The Devil is always personal, that is the smirk on his face. He knows we will create a 'scapegoat' instead of recognizing our reflection and taking responsibility. He is the great excuse. The dangerous ones, the ones we believe to be truth. In fact, he is usually wedged between truths, so that it is difficult to tell which is which. To return to the sexual imagery, The Devil also represents seduction/persuasion (I would venture to link him to the deity Peitho), a subject I have been studying intensely this year.

The Devil can also represent black magic, which although I wouldn't consider Tarot to be, certainly makes sense that I am getting back into it now. I saw astrology and palmistry as having 'good' or 'divine' qualities, and Tarot as having more 'dark' qualities. As I said, The Devil is personal. I get all this from my father, which if we examine the card, it clearly represents. The Tree of Life (phallus/lingam) is extending into the yoni of Nut, the Egyptian night goddess. There is a creative process taking place in which the people in the testicles are 'bound' to their DNA.

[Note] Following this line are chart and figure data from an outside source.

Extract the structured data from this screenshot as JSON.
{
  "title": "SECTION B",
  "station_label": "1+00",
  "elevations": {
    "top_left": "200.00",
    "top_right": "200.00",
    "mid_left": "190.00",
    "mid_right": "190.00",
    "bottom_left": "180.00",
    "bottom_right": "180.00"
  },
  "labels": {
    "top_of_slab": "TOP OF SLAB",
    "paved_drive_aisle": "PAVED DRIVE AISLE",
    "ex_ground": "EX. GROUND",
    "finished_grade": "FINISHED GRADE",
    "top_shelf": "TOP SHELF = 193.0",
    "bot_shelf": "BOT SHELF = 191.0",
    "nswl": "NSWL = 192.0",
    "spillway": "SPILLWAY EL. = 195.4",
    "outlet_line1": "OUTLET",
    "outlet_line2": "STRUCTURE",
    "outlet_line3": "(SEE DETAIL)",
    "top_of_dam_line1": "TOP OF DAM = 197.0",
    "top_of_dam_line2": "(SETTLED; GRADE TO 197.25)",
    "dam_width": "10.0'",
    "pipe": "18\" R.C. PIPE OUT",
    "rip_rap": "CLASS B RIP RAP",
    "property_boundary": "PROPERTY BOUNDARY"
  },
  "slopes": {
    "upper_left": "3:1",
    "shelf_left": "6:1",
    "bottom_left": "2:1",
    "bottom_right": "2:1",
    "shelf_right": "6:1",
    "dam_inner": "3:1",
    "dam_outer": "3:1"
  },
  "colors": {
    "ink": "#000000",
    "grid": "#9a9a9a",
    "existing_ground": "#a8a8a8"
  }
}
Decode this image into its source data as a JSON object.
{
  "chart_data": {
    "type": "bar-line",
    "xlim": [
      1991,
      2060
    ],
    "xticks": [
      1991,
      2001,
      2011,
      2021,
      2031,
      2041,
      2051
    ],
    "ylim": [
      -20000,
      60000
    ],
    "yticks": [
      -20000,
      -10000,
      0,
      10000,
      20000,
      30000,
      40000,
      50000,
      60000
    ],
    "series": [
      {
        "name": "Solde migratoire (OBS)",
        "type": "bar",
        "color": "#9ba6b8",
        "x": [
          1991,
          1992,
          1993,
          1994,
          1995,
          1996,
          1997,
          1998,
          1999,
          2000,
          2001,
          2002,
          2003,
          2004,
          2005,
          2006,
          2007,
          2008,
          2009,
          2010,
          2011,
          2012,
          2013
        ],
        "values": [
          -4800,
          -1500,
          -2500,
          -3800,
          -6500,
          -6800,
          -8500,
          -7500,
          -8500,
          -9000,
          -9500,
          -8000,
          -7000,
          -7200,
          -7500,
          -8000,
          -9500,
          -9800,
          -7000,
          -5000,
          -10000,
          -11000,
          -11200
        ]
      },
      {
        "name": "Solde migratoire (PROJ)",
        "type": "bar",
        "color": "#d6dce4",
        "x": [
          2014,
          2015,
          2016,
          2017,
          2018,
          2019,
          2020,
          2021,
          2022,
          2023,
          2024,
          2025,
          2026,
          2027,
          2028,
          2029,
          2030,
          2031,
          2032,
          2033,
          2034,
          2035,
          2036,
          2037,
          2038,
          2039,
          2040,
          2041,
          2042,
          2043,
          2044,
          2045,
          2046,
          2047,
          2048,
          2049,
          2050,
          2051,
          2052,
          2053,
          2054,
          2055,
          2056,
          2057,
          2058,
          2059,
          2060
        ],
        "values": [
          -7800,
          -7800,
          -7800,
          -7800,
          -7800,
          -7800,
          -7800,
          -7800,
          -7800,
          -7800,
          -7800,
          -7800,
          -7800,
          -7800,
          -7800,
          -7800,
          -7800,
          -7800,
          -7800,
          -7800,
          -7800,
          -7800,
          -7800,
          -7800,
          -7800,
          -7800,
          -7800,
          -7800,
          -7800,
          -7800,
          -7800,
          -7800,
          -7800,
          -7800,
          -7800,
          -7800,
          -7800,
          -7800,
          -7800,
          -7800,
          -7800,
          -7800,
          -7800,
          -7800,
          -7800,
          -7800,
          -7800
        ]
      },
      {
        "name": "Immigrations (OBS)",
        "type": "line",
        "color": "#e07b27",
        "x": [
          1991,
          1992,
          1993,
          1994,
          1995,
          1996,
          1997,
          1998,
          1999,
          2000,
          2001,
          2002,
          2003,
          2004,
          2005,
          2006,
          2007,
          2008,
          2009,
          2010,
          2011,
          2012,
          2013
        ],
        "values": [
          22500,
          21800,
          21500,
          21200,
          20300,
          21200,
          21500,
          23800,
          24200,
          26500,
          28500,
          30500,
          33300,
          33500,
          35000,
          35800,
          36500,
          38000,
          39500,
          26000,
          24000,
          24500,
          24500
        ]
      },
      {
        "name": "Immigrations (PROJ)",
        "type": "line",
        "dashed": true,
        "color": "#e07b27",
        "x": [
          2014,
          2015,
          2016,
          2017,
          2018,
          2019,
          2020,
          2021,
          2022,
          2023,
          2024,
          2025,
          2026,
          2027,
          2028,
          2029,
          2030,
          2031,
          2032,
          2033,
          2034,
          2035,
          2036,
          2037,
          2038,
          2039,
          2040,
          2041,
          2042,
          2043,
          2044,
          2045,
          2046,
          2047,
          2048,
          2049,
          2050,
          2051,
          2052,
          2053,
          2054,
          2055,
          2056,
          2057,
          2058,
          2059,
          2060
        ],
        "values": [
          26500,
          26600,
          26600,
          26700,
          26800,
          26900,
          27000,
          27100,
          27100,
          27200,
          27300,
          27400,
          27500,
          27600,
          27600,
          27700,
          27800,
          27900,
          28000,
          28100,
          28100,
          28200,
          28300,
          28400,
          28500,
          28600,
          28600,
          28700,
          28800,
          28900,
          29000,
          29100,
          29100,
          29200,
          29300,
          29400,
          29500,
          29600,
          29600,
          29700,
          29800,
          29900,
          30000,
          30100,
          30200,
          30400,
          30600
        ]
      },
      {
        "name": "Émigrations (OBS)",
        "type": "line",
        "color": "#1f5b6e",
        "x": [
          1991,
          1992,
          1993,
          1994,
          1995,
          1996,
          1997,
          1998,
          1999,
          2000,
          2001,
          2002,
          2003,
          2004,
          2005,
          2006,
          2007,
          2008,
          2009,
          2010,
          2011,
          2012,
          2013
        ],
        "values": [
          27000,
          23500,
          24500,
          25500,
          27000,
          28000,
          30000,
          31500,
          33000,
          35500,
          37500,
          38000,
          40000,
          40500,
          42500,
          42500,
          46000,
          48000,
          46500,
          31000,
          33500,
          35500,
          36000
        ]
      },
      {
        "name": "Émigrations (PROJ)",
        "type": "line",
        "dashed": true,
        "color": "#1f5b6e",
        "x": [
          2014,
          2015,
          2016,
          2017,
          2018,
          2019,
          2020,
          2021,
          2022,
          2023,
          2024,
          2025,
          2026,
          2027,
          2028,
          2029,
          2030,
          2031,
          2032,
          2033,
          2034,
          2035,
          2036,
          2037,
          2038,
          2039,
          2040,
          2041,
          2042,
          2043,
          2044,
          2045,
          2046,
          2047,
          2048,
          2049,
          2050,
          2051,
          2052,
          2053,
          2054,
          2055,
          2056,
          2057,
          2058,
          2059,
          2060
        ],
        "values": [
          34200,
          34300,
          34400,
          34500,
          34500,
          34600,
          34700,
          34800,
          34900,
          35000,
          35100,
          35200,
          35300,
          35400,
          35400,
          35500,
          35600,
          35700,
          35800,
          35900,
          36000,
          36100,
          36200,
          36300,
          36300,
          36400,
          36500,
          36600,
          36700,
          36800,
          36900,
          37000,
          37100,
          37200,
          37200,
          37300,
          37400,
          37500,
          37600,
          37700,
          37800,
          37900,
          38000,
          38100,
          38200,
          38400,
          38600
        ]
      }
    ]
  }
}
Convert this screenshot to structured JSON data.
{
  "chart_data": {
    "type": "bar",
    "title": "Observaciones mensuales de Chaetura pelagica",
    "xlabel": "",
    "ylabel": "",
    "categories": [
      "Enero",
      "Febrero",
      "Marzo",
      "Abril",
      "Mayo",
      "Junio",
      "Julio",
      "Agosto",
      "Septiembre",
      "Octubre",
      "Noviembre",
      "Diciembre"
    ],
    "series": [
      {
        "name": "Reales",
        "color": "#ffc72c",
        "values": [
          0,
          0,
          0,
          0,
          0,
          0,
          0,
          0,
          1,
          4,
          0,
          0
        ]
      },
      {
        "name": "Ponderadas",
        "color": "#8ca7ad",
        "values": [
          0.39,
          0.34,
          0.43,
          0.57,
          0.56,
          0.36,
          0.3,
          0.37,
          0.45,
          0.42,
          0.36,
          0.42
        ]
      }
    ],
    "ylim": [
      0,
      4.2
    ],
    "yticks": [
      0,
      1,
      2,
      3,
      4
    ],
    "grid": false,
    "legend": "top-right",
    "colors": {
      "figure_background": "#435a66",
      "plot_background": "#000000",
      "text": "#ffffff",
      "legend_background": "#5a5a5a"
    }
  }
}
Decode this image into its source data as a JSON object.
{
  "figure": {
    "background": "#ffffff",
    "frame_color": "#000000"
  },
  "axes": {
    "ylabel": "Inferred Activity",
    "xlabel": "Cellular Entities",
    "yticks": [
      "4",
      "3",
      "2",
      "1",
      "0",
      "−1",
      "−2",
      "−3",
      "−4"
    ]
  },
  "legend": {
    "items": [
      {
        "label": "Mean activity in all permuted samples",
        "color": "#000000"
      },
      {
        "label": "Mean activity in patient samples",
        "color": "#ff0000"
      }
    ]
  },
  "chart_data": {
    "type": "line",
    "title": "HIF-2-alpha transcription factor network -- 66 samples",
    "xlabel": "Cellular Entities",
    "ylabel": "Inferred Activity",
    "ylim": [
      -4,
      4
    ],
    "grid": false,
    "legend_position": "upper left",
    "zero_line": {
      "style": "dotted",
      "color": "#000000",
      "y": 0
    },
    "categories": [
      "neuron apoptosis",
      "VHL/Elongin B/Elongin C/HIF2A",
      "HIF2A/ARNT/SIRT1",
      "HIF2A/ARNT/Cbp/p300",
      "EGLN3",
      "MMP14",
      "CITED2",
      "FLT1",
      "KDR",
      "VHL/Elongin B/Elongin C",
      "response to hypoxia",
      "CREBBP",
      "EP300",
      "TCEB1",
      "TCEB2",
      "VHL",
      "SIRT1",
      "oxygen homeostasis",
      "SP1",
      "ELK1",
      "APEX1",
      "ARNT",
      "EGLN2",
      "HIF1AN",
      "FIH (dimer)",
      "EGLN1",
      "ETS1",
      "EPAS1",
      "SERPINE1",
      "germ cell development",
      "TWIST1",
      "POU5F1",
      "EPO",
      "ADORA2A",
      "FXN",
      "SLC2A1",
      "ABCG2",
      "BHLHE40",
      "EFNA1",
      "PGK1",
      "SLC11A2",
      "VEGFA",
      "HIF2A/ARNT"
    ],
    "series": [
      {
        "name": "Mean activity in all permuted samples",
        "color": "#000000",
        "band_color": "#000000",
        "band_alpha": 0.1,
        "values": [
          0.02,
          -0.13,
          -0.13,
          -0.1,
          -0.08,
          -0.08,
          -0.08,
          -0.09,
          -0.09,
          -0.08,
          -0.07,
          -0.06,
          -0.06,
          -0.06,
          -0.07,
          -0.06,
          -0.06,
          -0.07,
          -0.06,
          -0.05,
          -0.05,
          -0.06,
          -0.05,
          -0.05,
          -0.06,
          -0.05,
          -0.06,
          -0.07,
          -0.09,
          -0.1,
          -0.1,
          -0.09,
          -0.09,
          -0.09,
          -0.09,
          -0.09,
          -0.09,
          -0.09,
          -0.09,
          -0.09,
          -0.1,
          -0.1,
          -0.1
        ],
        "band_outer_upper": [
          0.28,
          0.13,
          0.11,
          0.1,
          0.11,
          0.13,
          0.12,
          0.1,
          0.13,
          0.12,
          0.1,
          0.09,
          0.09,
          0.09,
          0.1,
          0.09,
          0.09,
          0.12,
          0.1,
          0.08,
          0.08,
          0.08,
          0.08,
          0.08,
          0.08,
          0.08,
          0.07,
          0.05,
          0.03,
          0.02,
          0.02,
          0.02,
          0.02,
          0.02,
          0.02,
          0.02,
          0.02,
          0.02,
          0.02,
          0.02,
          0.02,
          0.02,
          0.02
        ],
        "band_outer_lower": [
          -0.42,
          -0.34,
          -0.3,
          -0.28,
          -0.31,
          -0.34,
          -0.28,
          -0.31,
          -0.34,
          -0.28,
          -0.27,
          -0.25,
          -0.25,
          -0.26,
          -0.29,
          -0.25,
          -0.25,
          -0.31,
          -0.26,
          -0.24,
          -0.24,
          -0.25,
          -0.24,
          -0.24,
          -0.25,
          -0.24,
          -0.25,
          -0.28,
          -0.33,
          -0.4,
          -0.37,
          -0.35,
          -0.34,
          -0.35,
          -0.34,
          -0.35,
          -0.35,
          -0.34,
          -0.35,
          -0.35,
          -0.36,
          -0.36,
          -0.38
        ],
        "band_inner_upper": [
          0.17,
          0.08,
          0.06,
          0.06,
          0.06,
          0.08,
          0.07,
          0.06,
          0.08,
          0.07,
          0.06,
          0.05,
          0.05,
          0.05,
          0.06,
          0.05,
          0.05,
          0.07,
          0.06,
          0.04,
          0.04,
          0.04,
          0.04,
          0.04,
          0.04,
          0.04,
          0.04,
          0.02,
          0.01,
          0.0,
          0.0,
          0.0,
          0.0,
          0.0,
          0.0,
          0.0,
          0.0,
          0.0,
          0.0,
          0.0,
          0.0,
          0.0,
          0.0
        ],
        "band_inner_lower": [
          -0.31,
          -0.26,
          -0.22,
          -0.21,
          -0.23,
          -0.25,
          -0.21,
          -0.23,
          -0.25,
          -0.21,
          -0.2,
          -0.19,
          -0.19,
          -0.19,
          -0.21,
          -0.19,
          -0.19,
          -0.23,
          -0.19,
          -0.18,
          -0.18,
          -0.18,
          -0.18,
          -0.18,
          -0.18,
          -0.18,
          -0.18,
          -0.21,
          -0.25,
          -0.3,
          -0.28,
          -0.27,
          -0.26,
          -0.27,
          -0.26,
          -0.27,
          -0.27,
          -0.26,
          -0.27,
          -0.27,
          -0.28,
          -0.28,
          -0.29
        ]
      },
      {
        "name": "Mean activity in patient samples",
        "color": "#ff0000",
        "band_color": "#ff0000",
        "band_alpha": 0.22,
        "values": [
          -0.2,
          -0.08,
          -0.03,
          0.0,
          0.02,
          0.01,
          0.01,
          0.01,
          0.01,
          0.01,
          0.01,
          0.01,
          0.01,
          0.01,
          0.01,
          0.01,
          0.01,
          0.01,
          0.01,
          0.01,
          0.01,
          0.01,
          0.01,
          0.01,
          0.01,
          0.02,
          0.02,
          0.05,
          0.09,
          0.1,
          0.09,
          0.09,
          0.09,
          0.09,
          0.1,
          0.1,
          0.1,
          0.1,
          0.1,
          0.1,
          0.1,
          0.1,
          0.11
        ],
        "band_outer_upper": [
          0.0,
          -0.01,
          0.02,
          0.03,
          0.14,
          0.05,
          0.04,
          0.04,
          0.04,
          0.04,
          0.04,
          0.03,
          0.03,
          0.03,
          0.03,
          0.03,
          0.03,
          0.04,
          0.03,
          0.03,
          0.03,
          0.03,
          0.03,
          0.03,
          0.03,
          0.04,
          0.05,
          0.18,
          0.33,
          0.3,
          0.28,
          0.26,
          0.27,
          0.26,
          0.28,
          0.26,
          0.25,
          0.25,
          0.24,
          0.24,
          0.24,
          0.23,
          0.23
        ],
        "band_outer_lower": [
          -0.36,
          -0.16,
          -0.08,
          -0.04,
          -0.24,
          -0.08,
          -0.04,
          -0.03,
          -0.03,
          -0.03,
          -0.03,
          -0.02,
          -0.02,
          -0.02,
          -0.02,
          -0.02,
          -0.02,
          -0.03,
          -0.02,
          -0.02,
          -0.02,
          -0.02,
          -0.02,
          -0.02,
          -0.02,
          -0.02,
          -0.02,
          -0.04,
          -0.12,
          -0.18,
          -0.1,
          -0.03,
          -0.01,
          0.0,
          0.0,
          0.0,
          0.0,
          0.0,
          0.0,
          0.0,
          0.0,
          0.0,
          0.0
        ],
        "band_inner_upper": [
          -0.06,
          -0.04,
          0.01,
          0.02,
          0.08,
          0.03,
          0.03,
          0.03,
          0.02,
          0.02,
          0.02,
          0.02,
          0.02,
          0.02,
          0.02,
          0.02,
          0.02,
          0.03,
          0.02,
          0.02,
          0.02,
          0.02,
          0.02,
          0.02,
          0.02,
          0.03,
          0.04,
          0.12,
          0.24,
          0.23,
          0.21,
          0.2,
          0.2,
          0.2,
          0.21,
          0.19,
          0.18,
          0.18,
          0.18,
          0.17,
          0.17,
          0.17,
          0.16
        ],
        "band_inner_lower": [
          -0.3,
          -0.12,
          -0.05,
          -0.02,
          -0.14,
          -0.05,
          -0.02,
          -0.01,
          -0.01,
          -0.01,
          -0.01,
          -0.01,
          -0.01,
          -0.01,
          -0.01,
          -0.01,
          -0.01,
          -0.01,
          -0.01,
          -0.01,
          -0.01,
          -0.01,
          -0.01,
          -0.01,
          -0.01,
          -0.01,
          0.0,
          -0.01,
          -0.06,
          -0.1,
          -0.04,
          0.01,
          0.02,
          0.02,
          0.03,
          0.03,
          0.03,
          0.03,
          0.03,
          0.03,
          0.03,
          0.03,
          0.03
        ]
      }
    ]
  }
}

I believe this year will be one in which I really discover (or solidify) who I am, in a very tactile/tangible/real sense. There is strong Capricorn/Saturn energy in this card, and I am experiencing my Saturn returns. I'm no longer even surprised by the 'coincidence'. A lot will likely 'come up' that has been suppressed instead of processed over the years. There could be a lot of sex this year...definitely not a complaint...I've already been rather active and we're only a quarter through the year. I'll revisit this card around the next season, perhaps.